Transbordava em teu olhar um desejo sublime, e embora nada anunciado eterno me comovesse, senti minha alma sintonizar-se à tua, como se momentos não se decaíssem a um fim previsto. Como uma taça de vinho que se trincava, vi a ternura com que a terra sugou o que havia sido derramado. Entre todos os sentimentos que se exibiam para serem escolhidos nos seus olhos, optei pela beleza de tudo o que havia de mais puro, e vi o quão humana pode ser uma espécie teoricamente racional. Senti seus sorrisos palpitando em meus pulsos, teus passos deslizando em direção à aceleração de um coração que mal podia esperar.

Contudo, não pude, no fim esconder minha alegria ao observar a fertilidade de minha imaginação. Dei-te flores, e ao enterrá-las sob o lodo, deduzi que estaria a fixar suas raízes no chão. E tudo que vi, a verdadeira face da transparência, não passava de um espelho que colocaste diante de mim, enquanto gargalhavas com toda tua pequenez, por detrás dos reflexos que eu via.

Oh, rei,te esqueceste, podes ser pequeno aos olhos de alguém sem que estejas no alto do firmamento. Na altura em que alcancei,o vi pequeno,e teus detalhes se esconderam.
Foi mesmo quando a queda determinou-me a aproximar-me de ti que pude vê-lo em teu tamanho real. Sim, eras realmente um grande homem. Talvez alguma inteligência pudesse se esconder sob aquele talento nato que pude ver neste momento... O talento de refletir alguma verdade no que por debaixo de sua mediocridade ,era, na realidade, falso.
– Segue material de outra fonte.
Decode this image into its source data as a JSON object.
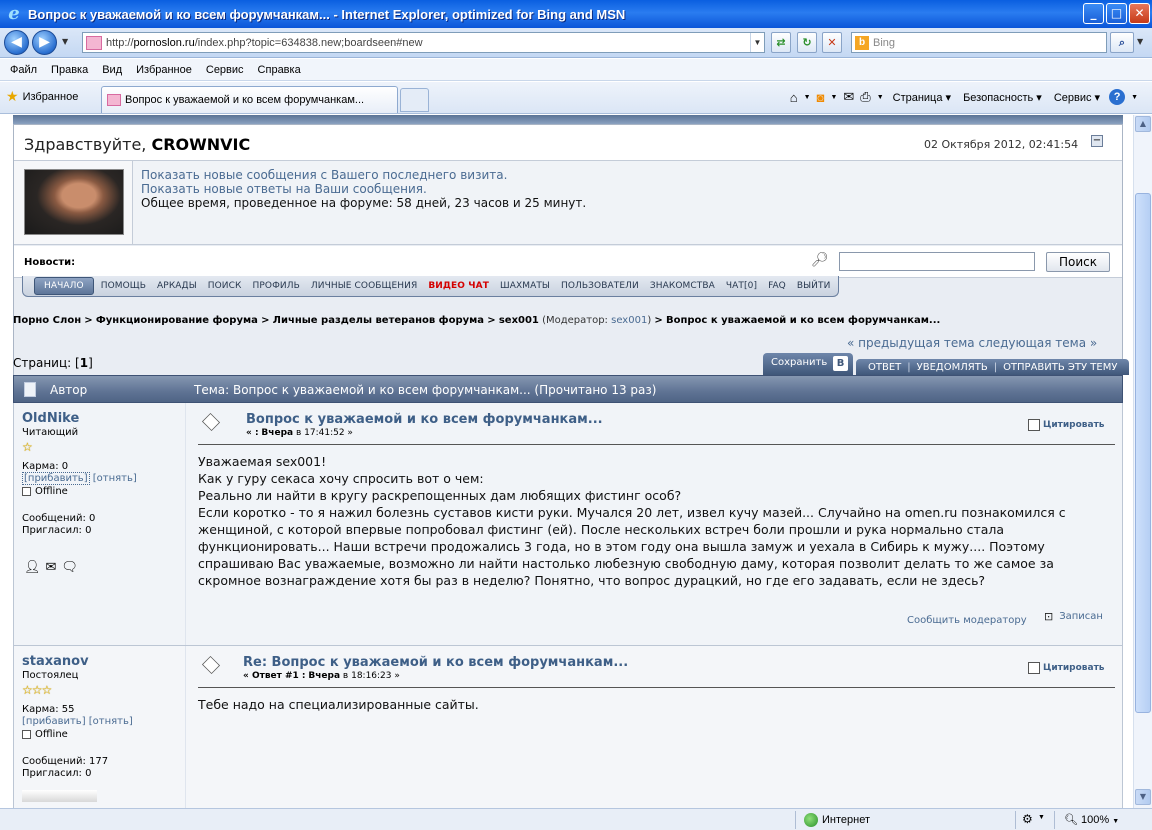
{
  "window": {
    "title": "Вопрос к уважаемой и ко всем форумчанкам... - Internet Explorer, optimized for Bing and MSN",
    "min": "_",
    "max": "□",
    "close": "✕"
  },
  "address": {
    "url_prefix": "http://",
    "url_host": "pornoslon.ru",
    "url_path": "/index.php?topic=634838.new;boardseen#new",
    "search_placeholder": "Bing"
  },
  "menu": [
    "Файл",
    "Правка",
    "Вид",
    "Избранное",
    "Сервис",
    "Справка"
  ],
  "favorites": {
    "label": "Избранное",
    "tab_title": "Вопрос к уважаемой и ко всем форумчанкам..."
  },
  "commandbar": {
    "page": "Страница",
    "safety": "Безопасность",
    "tools": "Сервис",
    "help": "?"
  },
  "status": {
    "zone": "Интернет",
    "zoom": "100%"
  },
  "welcome": {
    "greeting": "Здравствуйте, ",
    "username": "CROWNVIC",
    "datetime": "02 Октября 2012, 02:41:54",
    "link_new_posts": "Показать новые сообщения с Вашего последнего визита.",
    "link_new_replies": "Показать новые ответы на Ваши сообщения.",
    "total_time": "Общее время, проведенное на форуме: 58 дней, 23 часов и 25 минут.",
    "news_label": "Новости:",
    "search_button": "Поиск"
  },
  "nav": [
    "НАЧАЛО",
    "ПОМОЩЬ",
    "АРКАДЫ",
    "ПОИСК",
    "ПРОФИЛЬ",
    "ЛИЧНЫЕ СООБЩЕНИЯ",
    "ВИДЕО ЧАТ",
    "ШАХМАТЫ",
    "ПОЛЬЗОВАТЕЛИ",
    "ЗНАКОМСТВА",
    "ЧАТ[0]",
    "FAQ",
    "ВЫЙТИ"
  ],
  "breadcrumb": {
    "c1": "Порно Слон",
    "c2": "Функционирование форума",
    "c3": "Личные разделы ветеранов форума",
    "c4": "sex001",
    "mod_prefix": "(Модератор:",
    "mod_name": "sex001",
    "mod_suffix": ")",
    "c5": "Вопрос к уважаемой и ко всем форумчанкам...",
    "sep": ">"
  },
  "topic_nav": {
    "prev": "« предыдущая тема",
    "next": "следующая тема »",
    "pages_label": "Страниц: [",
    "pages_current": "1",
    "pages_end": "]",
    "save": "Сохранить",
    "save_icon": "B",
    "reply": "ОТВЕТ",
    "notify": "УВЕДОМЛЯТЬ",
    "send": "ОТПРАВИТЬ ЭТУ ТЕМУ"
  },
  "thead": {
    "author": "Автор",
    "topic": "Тема: Вопрос к уважаемой и ко всем форумчанкам...  (Прочитано 13 раз)"
  },
  "posts": [
    {
      "user": "OldNike",
      "rank": "Читающий",
      "stars": "☆",
      "karma": "Карма: 0",
      "plus": "[прибавить]",
      "minus": "[отнять]",
      "online": "Offline",
      "messages": "Сообщений: 0",
      "invited": "Пригласил: 0",
      "title": "Вопрос к уважаемой и ко всем форумчанкам...",
      "meta_prefix": "« :",
      "meta_day": "Вчера",
      "meta_at": "в 17:41:52 »",
      "quote": "Цитировать",
      "body": [
        "Уважаемая sex001!",
        "Как у гуру секаса хочу спросить вот о чем:",
        "Реально ли найти в кругу раскрепощенных дам любящих фистинг особ?",
        "Если коротко - то я нажил болезнь суставов кисти руки. Мучался 20 лет, извел кучу мазей... Случайно на omen.ru познакомился с женщиной, с которой впервые попробовал фистинг (ей). После нескольких встреч боли прошли и рука нормально стала функционировать... Наши встречи продожались 3 года, но в этом году она вышла замуж и уехала в Сибирь к мужу.... Поэтому спрашиваю Вас уважаемые, возможно ли найти настолько любезную свободную даму, которая позволит делать то же самое за скромное вознаграждение хотя бы раз в неделю? Понятно, что вопрос дурацкий, но где его задавать, если не здесь?"
      ],
      "report": "Сообщить модератору",
      "recorded": "Записан"
    },
    {
      "user": "staxanov",
      "rank": "Постоялец",
      "stars": "☆☆☆",
      "karma": "Карма: 55",
      "plus": "[прибавить]",
      "minus": "[отнять]",
      "online": "Offline",
      "messages": "Сообщений: 177",
      "invited": "Пригласил: 0",
      "title": "Re: Вопрос к уважаемой и ко всем форумчанкам...",
      "meta_prefix": "« Ответ #1 :",
      "meta_day": "Вчера",
      "meta_at": "в 18:16:23 »",
      "quote": "Цитировать",
      "body": [
        "Тебе надо на специализированные сайты."
      ]
    }
  ]
}
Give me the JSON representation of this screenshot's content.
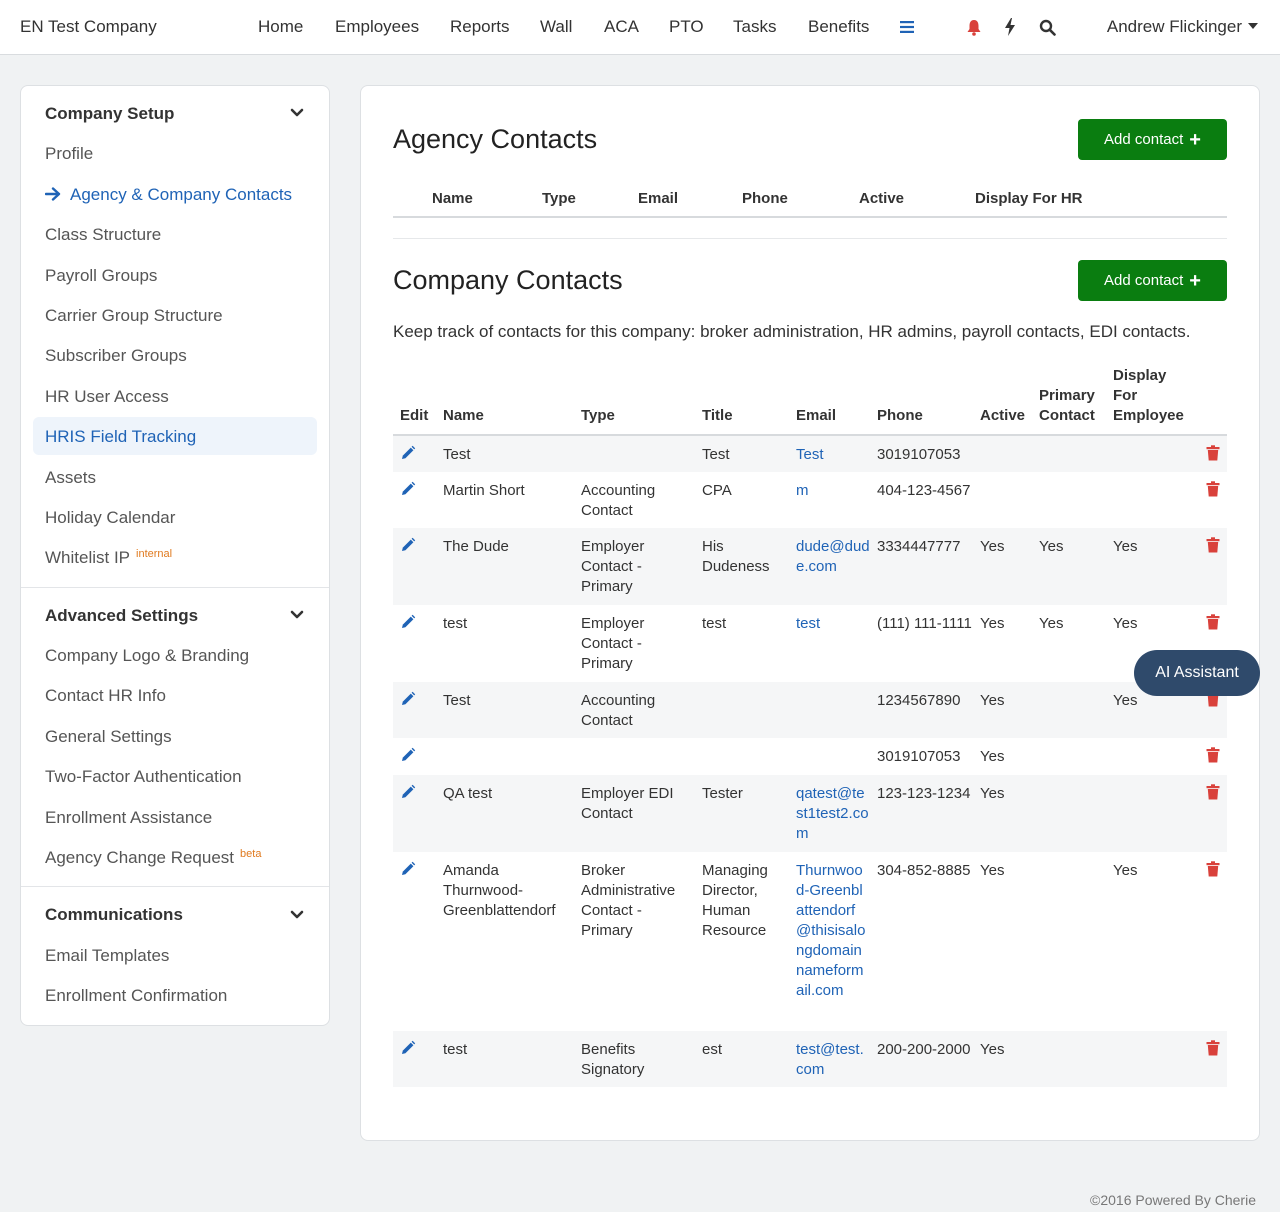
{
  "nav": {
    "brand": "EN Test Company",
    "links": [
      "Home",
      "Employees",
      "Reports",
      "Wall",
      "ACA",
      "PTO",
      "Tasks",
      "Benefits"
    ],
    "user": "Andrew Flickinger",
    "icons": [
      "menu-icon",
      "bell-icon",
      "bolt-icon",
      "search-icon"
    ]
  },
  "sidebar": {
    "sections": [
      {
        "title": "Company Setup",
        "items": [
          "Profile",
          "Agency & Company Contacts",
          "Class Structure",
          "Payroll Groups",
          "Carrier Group Structure",
          "Subscriber Groups",
          "HR User Access",
          "HRIS Field Tracking",
          "Assets",
          "Holiday Calendar",
          "Whitelist IP"
        ],
        "whitelist_tag": "internal"
      },
      {
        "title": "Advanced Settings",
        "items": [
          "Company Logo & Branding",
          "Contact HR Info",
          "General Settings",
          "Two-Factor Authentication",
          "Enrollment Assistance",
          "Agency Change Request"
        ],
        "agency_change_tag": "beta"
      },
      {
        "title": "Communications",
        "items": [
          "Email Templates",
          "Enrollment Confirmation"
        ]
      }
    ]
  },
  "agency": {
    "title": "Agency Contacts",
    "add_label": "Add contact",
    "columns": [
      "Name",
      "Type",
      "Email",
      "Phone",
      "Active",
      "Display For HR"
    ]
  },
  "company": {
    "title": "Company Contacts",
    "add_label": "Add contact",
    "description": "Keep track of contacts for this company: broker administration, HR admins, payroll contacts, EDI contacts.",
    "columns": {
      "edit": "Edit",
      "name": "Name",
      "type": "Type",
      "title": "Title",
      "email": "Email",
      "phone": "Phone",
      "active": "Active",
      "primary": "Primary Contact",
      "display": "Display For Employee"
    },
    "rows": [
      {
        "name": "Test",
        "type": "",
        "title": "Test",
        "email": "Test",
        "phone": "3019107053",
        "active": "",
        "primary": "",
        "display": ""
      },
      {
        "name": "Martin Short",
        "type": "Accounting Contact",
        "title": "CPA",
        "email": "m",
        "phone": "404-123-4567",
        "active": "",
        "primary": "",
        "display": ""
      },
      {
        "name": "The Dude",
        "type": "Employer Contact - Primary",
        "title": "His Dudeness",
        "email": "dude@dude.com",
        "phone": "3334447777",
        "active": "Yes",
        "primary": "Yes",
        "display": "Yes"
      },
      {
        "name": "test",
        "type": "Employer Contact - Primary",
        "title": "test",
        "email": "test",
        "phone": "(111) 111-1111",
        "active": "Yes",
        "primary": "Yes",
        "display": "Yes"
      },
      {
        "name": "Test",
        "type": "Accounting Contact",
        "title": "",
        "email": "",
        "phone": "1234567890",
        "active": "Yes",
        "primary": "",
        "display": "Yes"
      },
      {
        "name": "",
        "type": "",
        "title": "",
        "email": "",
        "phone": "3019107053",
        "active": "Yes",
        "primary": "",
        "display": ""
      },
      {
        "name": "QA test",
        "type": "Employer EDI Contact",
        "title": "Tester",
        "email": "qatest@test1test2.com",
        "phone": "123-123-1234",
        "active": "Yes",
        "primary": "",
        "display": ""
      },
      {
        "name": "Amanda Thurnwood-Greenblattendorf",
        "type": "Broker Administrative Contact - Primary",
        "title": "Managing Director, Human Resource",
        "email": "Thurnwood-Greenblattendorf@thisisalongdomainnameformail.com",
        "phone": "304-852-8885",
        "active": "Yes",
        "primary": "",
        "display": "Yes"
      },
      {
        "name": "test",
        "type": "Benefits Signatory",
        "title": "est",
        "email": "test@test.com",
        "phone": "200-200-2000",
        "active": "Yes",
        "primary": "",
        "display": ""
      }
    ]
  },
  "ai_assistant": "AI Assistant",
  "footer": "©2016 Powered By Cherie"
}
Ainda assim, pude me orgulhar. E encontrei felicidade ao relembrar quantas cores pude refletir ao deparar-me ao negro veneno que havia em tua alma.

Confissões ao fim do ano


São promessas demais. Sonhos demais. Poucas metas, muitas ilusões.
Não consigo fazer com que as palavras "sonho" e "esperança" encontrem em mim acolhimento receptivo.
Talvez por que sonhar me pareça cômodo e esperança tenha alguma relação com "esperar".

Palavras estas minhas que possam refletir uma voz deprimida e desprovida de ânimo, mas esta não é bem a realidade. Por que não posso mais me conformar com  todo esse mundo que se perde nas palavras e que pouco modifica, eu preciso de ação, eu preciso de vida. Eu quero a adrenalina percorrendo minhas veias, e ao fim da noite a calmaria de um deserto em uma alma que em tão pouco crê, mas que tanto busca.

Não me deseje a paz, deseje-me coragem para cada desafio. Não saberia viver nesta vida pacífica que vocês imaginam, com flores e animais no quintal, sentada na varanda enquanto a idade se aproxima. Quero o descanso na beira do mar depois de percorrer quilômetros com o coração pulsando acelerado, quero o abraço que faz com que lágrimas surjam em meu olhar. Quero esse amor que as vezes dói... Dói como algo que não cabe mais no peito e precisa sair e envolver o mundo. Quero amigos que me liguem pela madrugada e digam que estão sem sono, que precisam conversar. Quero a criança que se perde na praça, de joelhos no chão procurando sua bola de gude. Quero o bom dia do gari sorridente as 5 da manhã. E quero deixar essa mania de querer tudo, de não querer nada.

2010 - Eu não quero renascer. Não quero enriquecer.

Eu quero respirar e aprender, apenas.

E ver a felicidade de quem amo iluminando seus olhares.